Nie chodzi tylko o mobbing ? klasyczny mobbing, zgodny z definicją z kp, zdarza się bardzo rzadko. Wszelkiego rodzaju patologie w stosunkach pracodawca?pracownik, niesprawiedliwe i nierówne traktowanie pracowników, biorą się ze strachu, siedzenia cicho, niewychylania się, potakiwania szefowi z fałszywym uśmiechem (chociaż mamy całkowicie inne zdanie).

Jak widzimy, że ktoś jest niesprawiedliwie traktowany, to się cieszymy, że to nie my. Nie protestujemy, żeby następnym razem samemu nie zostać ofiarą. I w ten sposób sami przyczyniamy się do pogarszania sytuacji i wzrostu prawdopodobieństwa, że też się kiedyś taką ofiarą staniemy.

Moim zdaniem tylko sami pracownicy mogą coś zmienić w takich sytuacjach, głośno mówiąc o niesprawiedliwościach w swoim zakładzie pracy, i to nie tylko tych ?własnych?, ale i tych dotykających kolegów. Nikt ?z zewnątrz? żadnych problemów międzyludzkich za nas nie naprawi. Żaden mąż opatrznościowy nie przyjedzie na białym koniu, żeby zaprowadzić sprawiedliwość, bo nikogo takiego nie ma.

Nie znam żadnych badań, z których by wynikało, że w administracji publicznej jest więcej patologii i nieprawidłowości w zarządzaniu pracownikami niż w firmach komercyjnych. Ale na pewno firmy przywiązują większą wagę do zzl ? to przecież firmy komercyjne pierwsze zainteresowały się tym tematem, bo zdają sobie sprawę, że firma ?pracownikami stoi? i że błędy w zarządzaniu pracownikami mogą doprowadzić do tego, że będą oni mało efektywnie pracować, a ci lepsi i bardziej doświadczeni odejdą do konkurencji i firma w konsekwencji splajtuje.

Administracja publiczna nigdy nie splajtuje, nawet najgorzej zarządzana, więc po co się przejmować pracownikami, zawsze się jacyś znajdą. A urzędnicy do konkurencji nie pójdą, bo jej nie ma.
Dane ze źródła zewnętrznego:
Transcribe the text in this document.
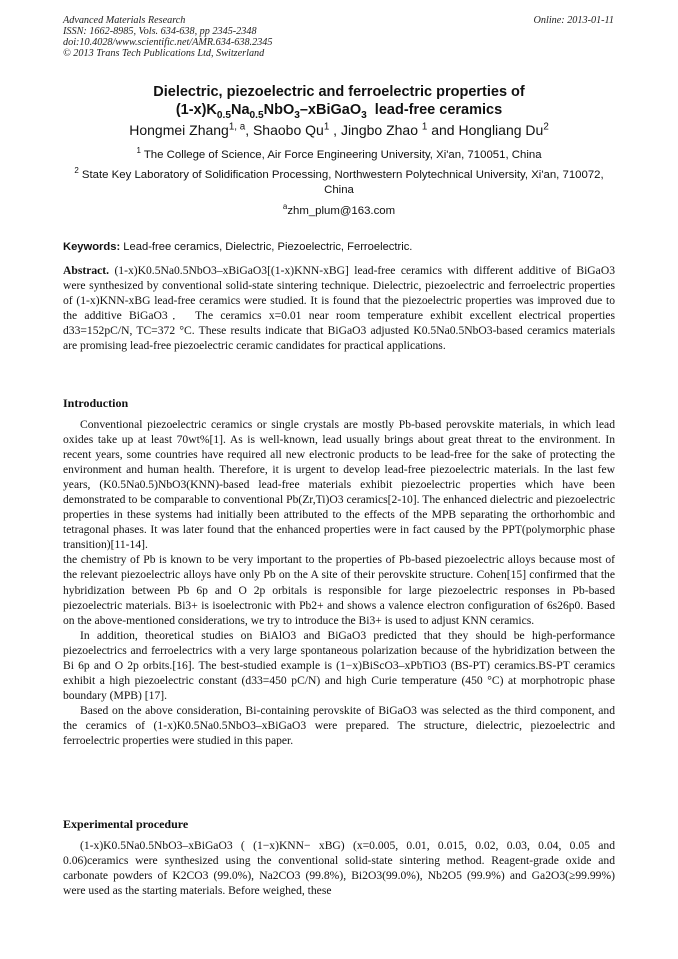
Advanced Materials Research
ISSN: 1662-8985, Vols. 634-638, pp 2345-2348
doi:10.4028/www.scientific.net/AMR.634-638.2345
© 2013 Trans Tech Publications Ltd, Switzerland
Online: 2013-01-11
Dielectric, piezoelectric and ferroelectric properties of
$(1-x)K_{0.5}Na_{0.5}NbO_3-xBiGaO_3$  lead-free ceramics
Hongmei Zhang$^{1, a}$, Shaobo Qu$^1$ , Jingbo Zhao $^1$ and Hongliang Du$^2$
$^1$ The College of Science, Air Force Engineering University, Xi'an, 710051, China
$^2$ State Key Laboratory of Solidification Processing, Northwestern Polytechnical University, Xi'an, 710072, China
$^a$zhm_plum@163.com
Keywords: Lead-free ceramics, Dielectric, Piezoelectric, Ferroelectric.
Abstract. (1-x)K0.5Na0.5NbO3–xBiGaO3[(1-x)KNN-xBG] lead-free ceramics with different additive of BiGaO3 were synthesized by conventional solid-state sintering technique. Dielectric, piezoelectric and ferroelectric properties of (1-x)KNN-xBG lead-free ceramics were studied. It is found that the piezoelectric properties was improved due to the additive BiGaO3． The ceramics x=0.01 near room temperature exhibit excellent electrical properties d33=152pC/N, TC=372 °C. These results indicate that BiGaO3 adjusted K0.5Na0.5NbO3-based ceramics materials are promising lead-free piezoelectric ceramic candidates for practical applications.
Introduction

Conventional piezoelectric ceramics or single crystals are mostly Pb-based perovskite materials, in which lead oxides take up at least 70wt%[1]. As is well-known, lead usually brings about great threat to the environment. In recent years, some countries have required all new electronic products to be lead-free for the sake of protecting the environment and human health. Therefore, it is urgent to develop lead-free piezoelectric materials. In the last few years, (K0.5Na0.5)NbO3(KNN)-based lead-free materials exhibit piezoelectric properties which have been demonstrated to be comparable to conventional Pb(Zr,Ti)O3 ceramics[2-10]. The enhanced dielectric and piezoelectric properties in these systems had initially been attributed to the effects of the MPB separating the orthorhombic and tetragonal phases. It was later found that the enhanced properties were in fact caused by the PPT(polymorphic phase transition)[11-14].

the chemistry of Pb is known to be very important to the properties of Pb-based piezoelectric alloys because most of the relevant piezoelectric alloys have only Pb on the A site of their perovskite structure. Cohen[15] confirmed that the hybridization between Pb 6p and O 2p orbitals is responsible for large piezoelectric responses in Pb-based piezoelectric materials. Bi3+ is isoelectronic with Pb2+ and shows a valence electron configuration of 6s26p0. Based on the above-mentioned considerations, we try to introduce the Bi3+ is used to adjust KNN ceramics.

In addition, theoretical studies on BiAlO3 and BiGaO3 predicted that they should be high-performance piezoelectrics and ferroelectrics with a very large spontaneous polarization because of the hybridization between the Bi 6p and O 2p orbits.[16]. The best-studied example is (1−x)BiScO3–xPbTiO3 (BS-PT) ceramics.BS-PT ceramics exhibit a high piezoelectric constant (d33=450 pC/N) and high Curie temperature (450 °C) at morphotropic phase boundary (MPB) [17].

Based on the above consideration, Bi-containing perovskite of BiGaO3 was selected as the third component, and the ceramics of (1-x)K0.5Na0.5NbO3–xBiGaO3 were prepared. The structure, dielectric, piezoelectric and ferroelectric properties were studied in this paper.

Experimental procedure

(1-x)K0.5Na0.5NbO3–xBiGaO3 ( (1−x)KNN− xBG) (x=0.005, 0.01, 0.015, 0.02, 0.03, 0.04, 0.05 and 0.06)ceramics were synthesized using the conventional solid-state sintering method. Reagent-grade oxide and carbonate powders of K2CO3 (99.0%), Na2CO3 (99.8%), Bi2O3(99.0%), Nb2O5 (99.9%) and Ga2O3(≥99.99%) were used as the starting materials. Before weighed, these
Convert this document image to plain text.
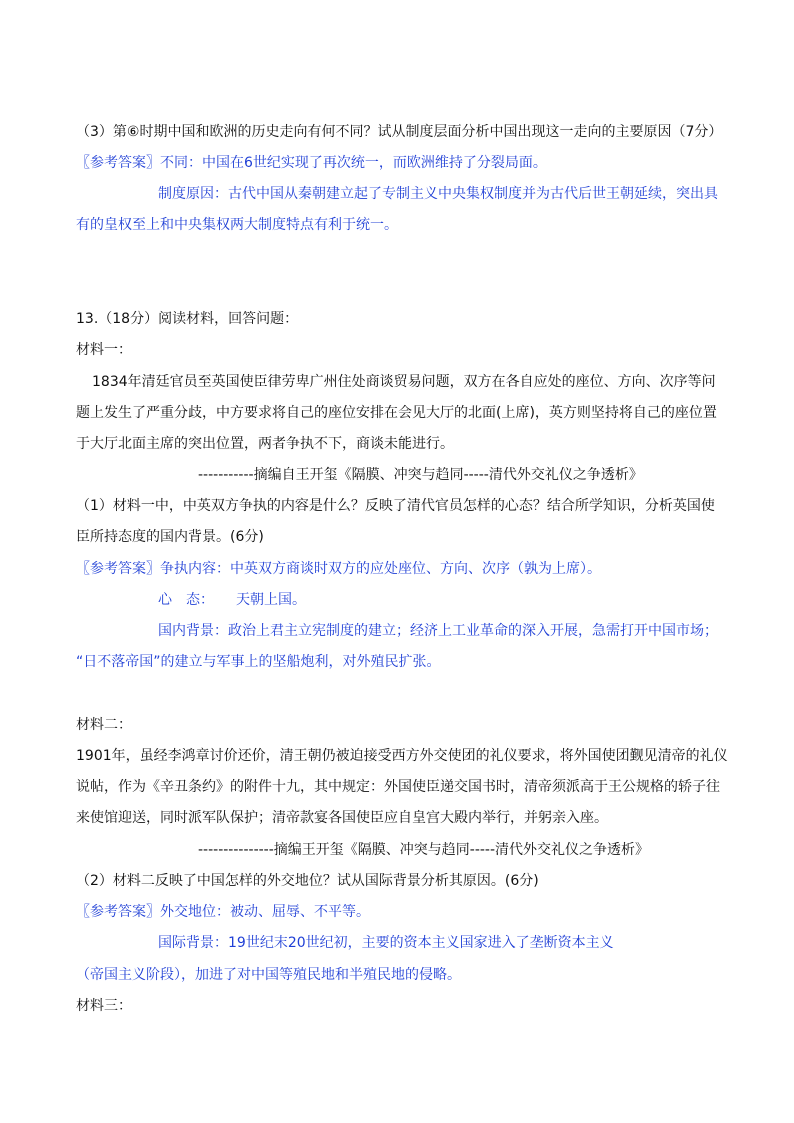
（3）第⑥时期中国和欧洲的历史走向有何不同？试从制度层面分析中国出现这一走向的主要原因（7分）
〖参考答案〗不同：中国在6世纪实现了再次统一，而欧洲维持了分裂局面。
制度原因：古代中国从秦朝建立起了专制主义中央集权制度并为古代后世王朝延续，突出具
有的皇权至上和中央集权两大制度特点有利于统一。
13.（18分）阅读材料，回答问题：
材料一：
1834年清廷官员至英国使臣律劳卑广州住处商谈贸易问题，双方在各自应处的座位、方向、次序等问
题上发生了严重分歧，中方要求将自己的座位安排在会见大厅的北面(上席)，英方则坚持将自己的座位置
于大厅北面主席的突出位置，两者争执不下，商谈未能进行。
-----------摘编自王开玺《隔膜、冲突与趋同-----清代外交礼仪之争透析》
（1）材料一中，中英双方争执的内容是什么？反映了清代官员怎样的心态？结合所学知识，分析英国使
臣所持态度的国内背景。(6分)
〖参考答案〗争执内容：中英双方商谈时双方的应处座位、方向、次序（孰为上席）。
心　态： 天朝上国。
国内背景：政治上君主立宪制度的建立；经济上工业革命的深入开展，急需打开中国市场；
“日不落帝国”的建立与军事上的坚船炮利，对外殖民扩张。
材料二：
1901年，虽经李鸿章讨价还价，清王朝仍被迫接受西方外交使团的礼仪要求，将外国使团觐见清帝的礼仪
说帖，作为《辛丑条约》的附件十九，其中规定：外国使臣递交国书时，清帝须派高于王公规格的轿子往
来使馆迎送，同时派军队保护；清帝款宴各国使臣应自皇宫大殿内举行，并躬亲入座。
---------------摘编王开玺《隔膜、冲突与趋同-----清代外交礼仪之争透析》
（2）材料二反映了中国怎样的外交地位？试从国际背景分析其原因。(6分)
〖参考答案〗外交地位：被动、屈辱、不平等。
国际背景：19世纪末20世纪初，主要的资本主义国家进入了垄断资本主义
（帝国主义阶段），加进了对中国等殖民地和半殖民地的侵略。
材料三：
Jeszcze jakaś księgowa, informatyk czy choćby sprzątaczka mają szansę znaleźć sobie inną pracę, ale taki archiwista, np. specjalista od administracji pruskiej XIX w., np. po pięćdziesiątce, całe życie zawodowe w jednym archiwum ? nawet do Biedronki go nie przyjmą.  :'( ;)

Offline GAP1

  • archiwista
  • ***
  • Wiadomości: 385
Odp: list otwarty
« Odpowiedź #9 dnia: Listopad 23, 2014, »
Pani Bogusławo, ja nie wiem, jak sytuacja wygląda w firmach prywatnych, ale wiem, jak wygląda w 2 centralnych urzędach administracji państwowej, w których po kilku latek pracowałem/pracuję. Poza tym mam znajomych w kilku innych. Nie wierzę w takie prawdopodobieństwo, że te urzędy są przeżarte patologiami, a inne nagle nie lub w o wiele mniejszym stopniu. Takie rzeczy się nie zdarzają. Po drugie, jeśli sytuacja w urzędzie dochodzi już do takiego stanu, że stosunki nieformalne przeważają nad formalnymi, wynikającymi z przepisów prawa, to protestowanie przez pracowników, którzy są poza układami, może zakończyć się wyłącznie w jeden sposób. Zresztą, w pewien sposób potwierdziła to Pani w ostatniej części postu. Wreszcie po trzecie - jeśli część pracowników ma tzw. plecy, to oni ani nie będą mobbingowani, ani nie poprą tych mobbingowanych pracowników.

Berserc

  • Gość
Odp: list otwarty
« Odpowiedź #10 dnia: Listopad 24, 2014, »
A czy jest już obiecana (w utajnionym liście) ankieta?

Offline Bogusława Deryło

  • młodszy(a) archiwista(ka)
  • *
  • Wiadomości: 159
Odp: list otwarty
« Odpowiedź #11 dnia: Listopad 30, 2014, »
GAP1 Jeżeli sytuacja w Pana urzędzie jest aż tak zła, to życzę jak najszybszego znalezienia innej pracy.
Na podstawie lektury Pana postów obawiam się, że dalsza praca w obecnym miejscu może się skończyć dla Pana ciężką depresją.  ;)
Negatywne doświadczenia z pracy w dwóch urzędach to za mało, żeby twierdzić, że we wszystkich pozostałych kilkuset urzędach w Polsce stosunki międzyludzkie i relacje pracodawca-pracownik są patologiczne. Jest pewnie trochę i takich, ale zdecydowana większość moich znajomych pracujących w urzędach czy innych instytucjach budżetowych twierdzi, że pensje marne, ale przynajmniej ludzie fajni (albo chociaż do zniesienia).